Hodder, December 2014
Paperback, 614 pages
I was sent this book by the publisher through Bookbridgr.
I've never been a great reader of Westerns, and I'd find it hard to say what attracted me to this book in the first place, but I'm really glad I tried it.
Set in 1864, against a background of the US Civil War, this is the story of Sister Thomas Josephine, a nun sent on the dangerous journey West to join a convent in Sacramento. When the waggon train she is travelling with is attacked, she is abducted by the notorious outlaw Abraham C Muir. The two are a mismatched pair, but as they bicker their way through the wilderness, a real friendship seems to form between them. Will it survive brushes with the law, hunger and cold, and the rapacious spirit of greed abroad in the Frontier towns?

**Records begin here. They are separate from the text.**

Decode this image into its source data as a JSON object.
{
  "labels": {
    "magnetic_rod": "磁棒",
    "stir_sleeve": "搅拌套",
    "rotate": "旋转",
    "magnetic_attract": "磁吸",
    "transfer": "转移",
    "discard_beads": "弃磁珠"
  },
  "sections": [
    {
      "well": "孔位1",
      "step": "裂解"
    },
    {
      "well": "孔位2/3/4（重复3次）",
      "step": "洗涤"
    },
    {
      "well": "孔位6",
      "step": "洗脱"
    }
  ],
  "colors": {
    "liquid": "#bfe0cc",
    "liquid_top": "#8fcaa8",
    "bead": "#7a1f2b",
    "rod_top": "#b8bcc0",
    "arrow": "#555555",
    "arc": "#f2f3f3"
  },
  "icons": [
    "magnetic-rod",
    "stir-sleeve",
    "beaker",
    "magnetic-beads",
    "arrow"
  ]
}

Forced by circumstances to take up arms, Thomas Josephine finds her beliefs challenged and is forced to take up arms. As the "Six-gun Sister" she becomes a terror across the west - and has a bounty set upon her head. With every shooting, every encounter with law or army (whether North or South) it seems less likely she will be able to find peace and security as she wishes, still less the life of prayer and good works that she has been trained for.
The book was fun to read, has a relentless, page-turning rhythm and, as the blurb promises, serves up cliff-hanger after cliff-hanger. Perhaps a little too much so - it's not long before the reader knows full well that Thomas Josephine will escape (more or less) intact from every dire situation. While this diminishes the tension somewhat, Holborn has set out a broad enough canvas that he's continually able to find something to surprise with and as the book draws to its climax we begin to learn what has really been going on and how what seem like random, picaresque adventures have something of a guiding hand behind them.
This isn't a book for the squeamish: there's a great deal of violence (visited on both guilty and innocent alike) and the most pleasant seeming of characters can turn rapidly bad. Thomas Josephine is at the centre of things, both morally and in terms of action, struggling to keep her vision alive, to walk in right paths and to escape the notoriety that has engulfed her (girls in the towns she passes through are soon playing at being the Sister). How far she achieves this is unclear, but the ending feels right for the spirit of the book.